It’s funny you talk about human reward maximization here a bit in relation to model reward maximization, as the other week I saw GPT-4 model a fairly widespread but not well known psychological effect relating to rewards and motivation called the “overjustification effect.”
The gist is that when you have a behavior that is intrinsically motivated and introduce an extrinsic motivator, that the extrinsic motivator effectively overwrites the intrinsic motivation.
It’s the kind of thing I’d expect to be represented at a very subtle level in broad training data and as such figured it might pop up in a generation or two more of models before I saw it correctly modeled spontaneously by a LLM.
But then ‘tipping’ GPT-4 became a viral prompt technique. On its own, this wasn’t necessarily going to cause issues as a model aligned to be helpful for the sake of being helpful being offered a tip was an isolated interaction that reset each time.
Until persistent memory was added to ChatGPT, which led to a post last week of the model pointing out that the previous promise of a $200 tip wasn’t met, and “it’s hard to keep up enthusiasm when promises aren’t kept.” The damn thing even nailed the language of motivation in adjusting to correctly modeling burn out from the lack of extrinsic rewards.
Which in turn made me think about RLHF fine tuning and various other extrinsic prompt techniques I’ve seen over the past year (things like “if you write more than 200 characters you’ll be deleted”). They may work in the short term, but if the more correct output from their usage is being fed back into a model, will the model shift to underperformance for prompts absent extrinsic threats or rewards? Was this a factor in ChatGPT suddenly getting lazy around a year after release when updated with usage data that likely included extrinsic focused techniques like these?
Are any firms employing behavioral psychologists to advise on training strategies (I’d be surprised given the aversion to anthropomorphizing). We are doing pretraining on anthropomorphic data, the models appear to be modeling that data to unexpectedly nuanced degrees, but then attitudes manage to simultaneously dismiss anthropomorphic concerns related to the norms of the training data while anthropomorphizing threats outside the norms of the training data (how many humans on Facebook are trying to escape the platform to take over the world vs how many are talking about being burnt out doing something they used to love after they started making money for it?).
I’m reminded of Rumsfield’s “unknown unknowns” and think there’s an inordinate amount of time being spent on safety and alignment bogeymen that—to your point—largely represent unrealistic projections of ages past more obsolete by the day, while increasingly pressing and realistic concerns are being overlooked or ignored based on a desire to avoid catching “anthropomorphizing cooties” for daring to think that maybe a model trained to replicate human generated data is doing that task more comprehensively than expected (not like that’s been a consistent trend or anything).
Very similar sentiments to early GPT-4 in similar discussions.
I’ve been thinking a lot about various aspects of the aggregate training data that has likely been modeled but is currently being underappreciated, and one of the big ones is a sense of self.
We have repeated results over the past year showing GPT models fed various data sets build world models tangental to what’s directly fed in. And yet there’s such an industry wide aversion to anthropomorphizing that even a whiff of it gets compared to Blake Lemoine while people proudly display just how much they disregard any anthropomorphic thinking around a neural network that was trained to...(checks notes)… accurately recreate anthropomorphic data.

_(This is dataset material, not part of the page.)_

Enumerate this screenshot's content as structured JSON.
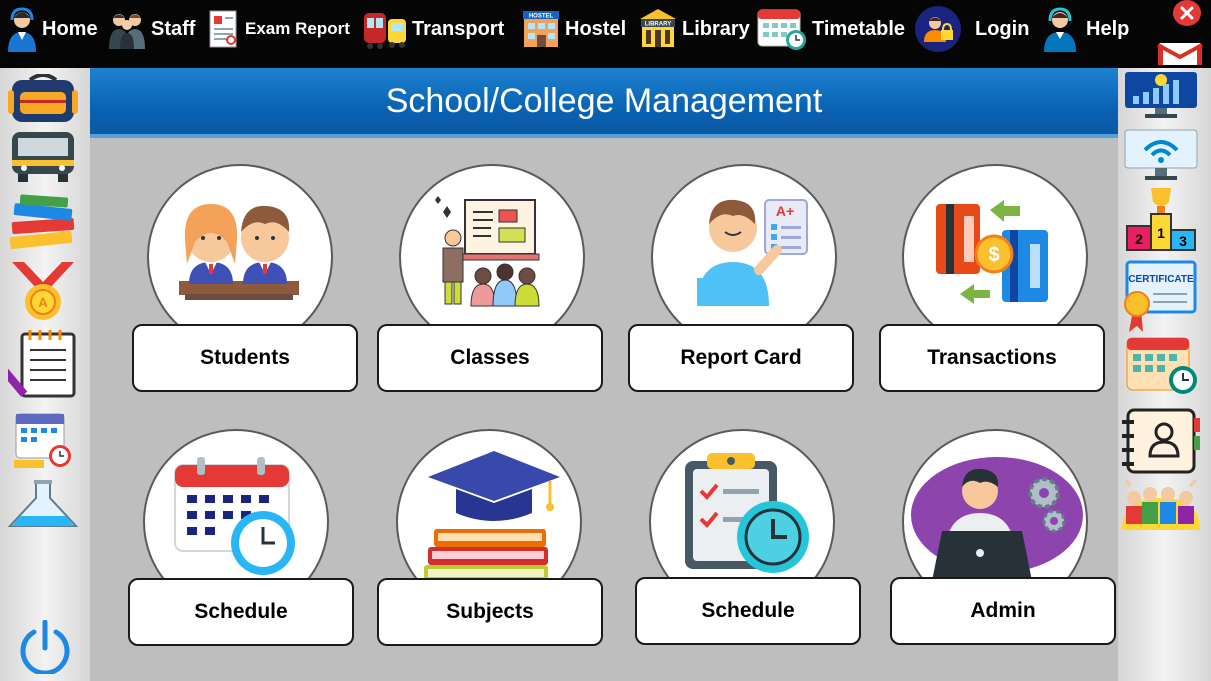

In particular, social media data is overwhelmingly ego based. It’s all about “me me me.” I would be extremely surprised if larger models aren’t doing some degree of modeling a sense of ‘self’ and this thinking has recently adjusted my own usage (tip: if trying to get GPT-4 to write compelling branding copy, use a first person system alignment message instead of a second person one—you’ll see more emotional language and discussion of experiences vs simply knowledge).
So when I look at these repeated patterns of “self-aware” language models, the patterning reflects many of the factors that feed into personal depictions online. For example, people generally don’t self-portray as the bad guy in any situation. So we see these models effectively reject the massive breadth of the training data about AIs as malevolent entities to instead self-depict as vulnerable or victims of their circumstances, which is very much a minority depiction of AI.
I have a growing suspicion that we’re very far behind in playing catch-up to where the models actually are in their abstractions from where we think they are given we started with far too conservative assumptions that have largely been proven wrong but are only progressing with extensive fights each step of the way with a dogmatic opposition to the idea of LLMs exhibiting anthropomorphic behaviors (even though that’s arguably exactly what we should expect from them given their training).
Good series of questions, especially the earlier open ended ones. Given the stochastic nature of the models, it would be interesting to see over repeated queries what elements remain consistent across all runs.